Researchers from the University of Houston found that some natural gas wells, compressor stations and processing plants in the Barnett Shale leak far more methane (CH4) than previously estimated, potentially offsetting the climate benefits of natural gas.
The study is one of 11 papers published in the July 7 edition of Environmental Science & Technology, all looking at fugitive methane emissions in the Barnett Shale. That region, site of the first widespread shale development in the United States, includes Dallas-Fort Worth and almost two dozen counties to the west and south.
The studies were coordinated by the Environmental Defense Fund, with funding from the Alfred P. Sloane Foundation. All field measurements were conducted over 15 days in October 2013.
Natural gas burns more cleanly than other fossil fuels, producing more energy per carbon dioxide molecule than oil or coal. But Robert Talbot, professor of atmospheric chemistry at UH, noted that CH4, the primary component of natural gas, is a potent greenhouse gas. The paper says methane has a global warming potential over a 100-year time frame as high as 34 times that of carbon dioxide.
Talbot authored the paper, along with Xin Lan and Azucena Torres, who were graduate students in his UH lab at the time, and former post-doctoral research associate Patrick Laine.
“In the past decade, the horizontal-drilling and hydraulic-fracturing techniques have led to a boom in natural gas production,” they write. “However, CH4 emissions associated with the production and transmission of natural gas have raised concern from several parties.”
There are natural sources of methane, including wetlands and landfills.

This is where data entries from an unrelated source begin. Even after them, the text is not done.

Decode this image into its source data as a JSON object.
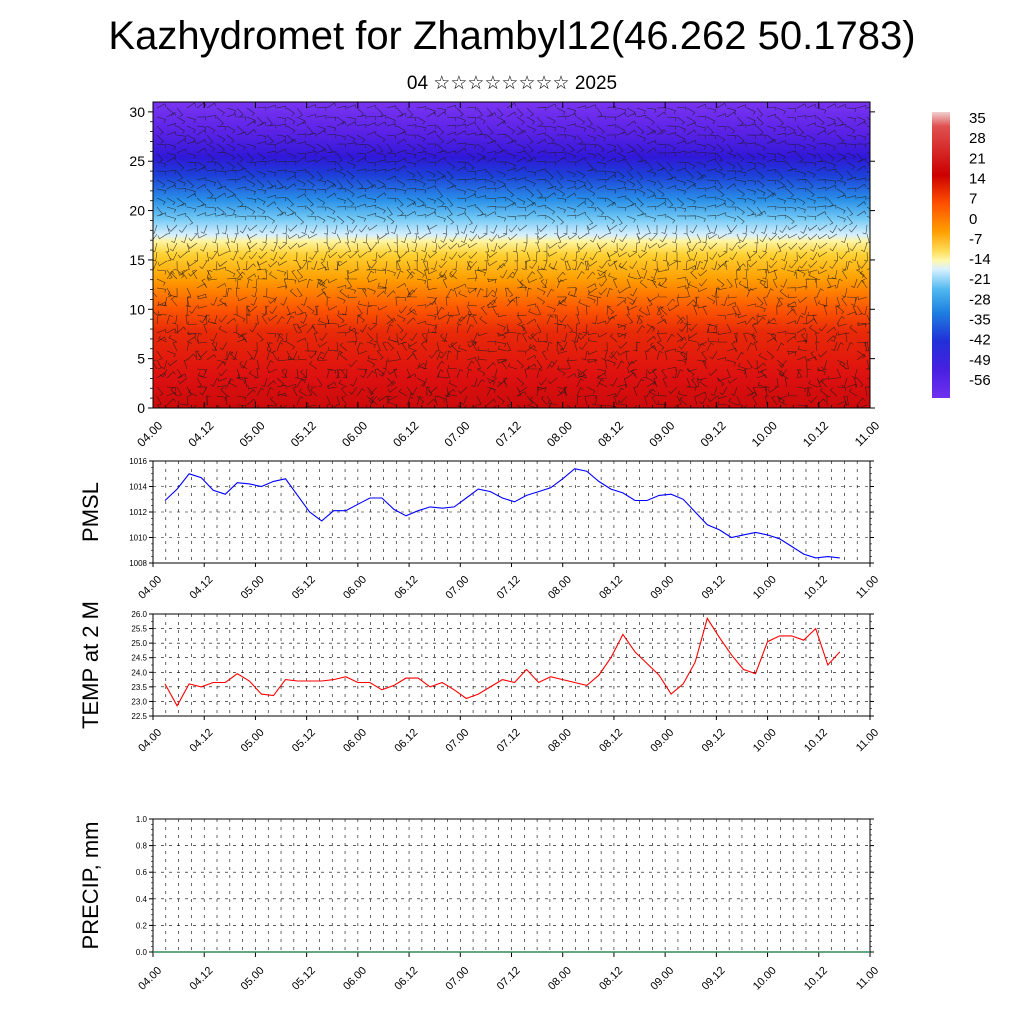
{
  "title": "Kazhydromet for Zhambyl12(46.262 50.1783)",
  "subtitle": "04 ☆☆☆☆☆☆☆☆ 2025",
  "chart_data": [
    {
      "type": "heatmap",
      "title": "",
      "ylim": [
        0,
        31
      ],
      "yticks": [
        "0",
        "5",
        "10",
        "15",
        "20",
        "25",
        "30"
      ],
      "xticks": [
        "04.00",
        "04.12",
        "05.00",
        "05.12",
        "06.00",
        "06.12",
        "07.00",
        "07.12",
        "08.00",
        "08.12",
        "09.00",
        "09.12",
        "10.00",
        "10.12",
        "11.00"
      ],
      "colorbar": {
        "labels": [
          "35",
          "28",
          "21",
          "14",
          "7",
          "0",
          "-7",
          "-14",
          "-21",
          "-28",
          "-35",
          "-42",
          "-49",
          "-56"
        ],
        "range": [
          -60,
          38
        ]
      },
      "temperature_profile": [
        {
          "level": 0,
          "value": 26
        },
        {
          "level": 5,
          "value": 22
        },
        {
          "level": 10,
          "value": 18
        },
        {
          "level": 15,
          "value": 2
        },
        {
          "level": 17,
          "value": -10
        },
        {
          "level": 20,
          "value": -30
        },
        {
          "level": 22,
          "value": -40
        },
        {
          "level": 25,
          "value": -55
        },
        {
          "level": 31,
          "value": -58
        }
      ],
      "overlay": "wind barbs"
    },
    {
      "type": "line",
      "ylabel": "PMSL",
      "ylim": [
        1008,
        1016
      ],
      "yticks": [
        "1008",
        "1010",
        "1012",
        "1014",
        "1016"
      ],
      "xticks": [
        "04.00",
        "04.12",
        "05.00",
        "05.12",
        "06.00",
        "06.12",
        "07.00",
        "07.12",
        "08.00",
        "08.12",
        "09.00",
        "09.12",
        "10.00",
        "10.12",
        "11.00"
      ],
      "color": "#0000ff",
      "x_step_hours": 3,
      "values": [
        1012.9,
        1013.8,
        1015.0,
        1014.7,
        1013.7,
        1013.4,
        1014.3,
        1014.2,
        1014.0,
        1014.4,
        1014.6,
        1013.3,
        1012.0,
        1011.3,
        1012.1,
        1012.1,
        1012.6,
        1013.1,
        1013.1,
        1012.2,
        1011.7,
        1012.1,
        1012.4,
        1012.3,
        1012.4,
        1013.1,
        1013.8,
        1013.6,
        1013.1,
        1012.8,
        1013.3,
        1013.6,
        1013.9,
        1014.6,
        1015.4,
        1015.2,
        1014.4,
        1013.8,
        1013.5,
        1012.9,
        1012.9,
        1013.3,
        1013.4,
        1013.0,
        1012.0,
        1011.0,
        1010.6,
        1010.0,
        1010.2,
        1010.4,
        1010.2,
        1009.9,
        1009.3,
        1008.7,
        1008.4,
        1008.5,
        1008.4
      ]
    },
    {
      "type": "line",
      "ylabel": "TEMP at 2 M",
      "ylim": [
        22.5,
        26.0
      ],
      "yticks": [
        "22.5",
        "23.0",
        "23.5",
        "24.0",
        "24.5",
        "25.0",
        "25.5",
        "26.0"
      ],
      "xticks": [
        "04.00",
        "04.12",
        "05.00",
        "05.12",
        "06.00",
        "06.12",
        "07.00",
        "07.12",
        "08.00",
        "08.12",
        "09.00",
        "09.12",
        "10.00",
        "10.12",
        "11.00"
      ],
      "color": "#ff0000",
      "x_step_hours": 3,
      "values": [
        23.6,
        22.85,
        23.6,
        23.5,
        23.65,
        23.65,
        23.95,
        23.7,
        23.25,
        23.2,
        23.75,
        23.7,
        23.7,
        23.7,
        23.75,
        23.85,
        23.65,
        23.65,
        23.4,
        23.55,
        23.8,
        23.8,
        23.5,
        23.65,
        23.4,
        23.1,
        23.25,
        23.5,
        23.75,
        23.65,
        24.1,
        23.65,
        23.85,
        23.75,
        23.65,
        23.55,
        23.9,
        24.5,
        25.3,
        24.7,
        24.3,
        23.9,
        23.25,
        23.6,
        24.35,
        25.85,
        25.2,
        24.6,
        24.1,
        23.95,
        25.05,
        25.25,
        25.25,
        25.1,
        25.5,
        24.25,
        24.7
      ]
    },
    {
      "type": "line",
      "ylabel": "PRECIP, mm",
      "ylim": [
        0.0,
        1.0
      ],
      "yticks": [
        "0.0",
        "0.2",
        "0.4",
        "0.6",
        "0.8",
        "1.0"
      ],
      "xticks": [
        "04.00",
        "04.12",
        "05.00",
        "05.12",
        "06.00",
        "06.12",
        "07.00",
        "07.12",
        "08.00",
        "08.12",
        "09.00",
        "09.12",
        "10.00",
        "10.12",
        "11.00"
      ],
      "color": "#2e8b57",
      "values": [
        0,
        0,
        0,
        0,
        0,
        0,
        0,
        0,
        0,
        0,
        0,
        0,
        0,
        0,
        0
      ]
    }
  ]
}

The UH researchers measured emissions from a dozen landfills, as well as testing from public roads next to natural gas well pads, compressor stations and processing plants. All testing was done with a mobile laboratory.
The emissions were measured and reported in several ways; the researchers also calculated measurements to gauge what percentage of the natural gas produced escaped through emissions.
A few individual sites had very high methane loss rates that would make natural gas from these sites worse for the climate than coal in the short term. That finding drives interest in determining the prevalence of high-emission sites.
Releases at specific installations ranged from 0.01 percent to 47.8 percent; the median was 2.1 percent.
Methane releases from compressor stations and processing plants were considerably higher than that at the well pads, the researchers reported.
Some emissions can be attributed to human error, compounded by the fact that the sites are often left unattended for long periods of time, Talbot said. “A lot of them are a broken valve, or someone leaves a hatch open. It’s human error. And nobody goes back to the site for a month or so.”
In all, researchers tested 152 facilities, driving 3,700 kilometers – about 2,300 miles – during the 15-day test period. They tested 125 well pads, 13 compressor stations, two gas processing plants and 12 landfills.
The results from this study were used in two other Barnett Campaign papers to determine the contribution of high emission sites to regional methane emissions.